HOUSTON, June 13 -- Colombia is committed to developing its oil, natural gas, and coal resources for export to world markets, said Luis Alberto Moreno, the Colombian ambassador to the US, on Wednesday.
Since taking office in 1998, Colombian President Andraes Pastrana has worked to reform government regulation of Colombia's energy and mining sector to encourage more participation by international companies in exploration and development of the country's resources, he said.
As a result, the oil and mining industries now account for half of Colombia's total exports, Moreno said at a luncheon in Houston sponsored by the Houston InterAmerican Chamber of Commerce.
"Oil surpassed coffee as our primary export nearly a decade ago. Last year, coal also surpassed coffee as an export," he said. "Oil accounts for 35% of our total exports, and coal reached as high as 12% last year."
The US is the major market for both the oil and coal exported from Colombia. The country sends 85% of its oil exports to US markets.
"We are the second-largest provider of light, sweet crude to the US and now also the most important provider of low-sulfur coal," said Moreno. "Our low-sulfur coal meets the highest US environmental standards."
Colombia plans to double its coal exports by 2004. By the end of this decade, Colombia will become the third largest coal producer in the world, up from the fifth largest at present, said Moreno.
Moreover, he said, Colombia has some 70 tcf of proven natural gas reserves that it wants to develop for interstate markets in South America. The country has some of the largest untouched energy reserves in South America, with much of its resources in areas where there has been little exploration and development so far, Moreno said.
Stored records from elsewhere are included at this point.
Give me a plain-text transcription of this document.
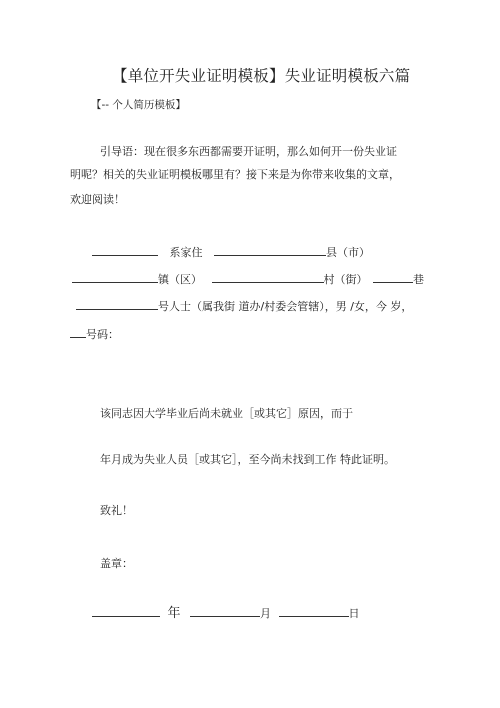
【单位开失业证明模板】失业证明模板六篇
【-- 个人简历模板】
引导语：现在很多东西都需要开证明，那么如何开一份失业证
明呢？相关的失业证明模板哪里有？接下来是为你带来收集的文章，
欢迎阅读！
系家住	县（市）
镇（区）	村（街）	巷
号人士（属我街 道办/村委会管辖），男 /女，今 岁，
号码：
该同志因大学毕业后尚未就业［或其它］原因，而于
年月成为失业人员［或其它］，至今尚未找到工作 特此证明。
致礼！
盖章：
年	月	日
To encourage development of its oil and gas, the Colombian government has speeded up the licensing process and reduced its take of oil production to 30% from 50% previously. Tax rates now are in a 5%-25% range instead of the fixed rate of 20% earlier, Moreno said.
The result has been increased participation, with 80 companies "from all over the world" now helping Colombia develop its energy resources, he said.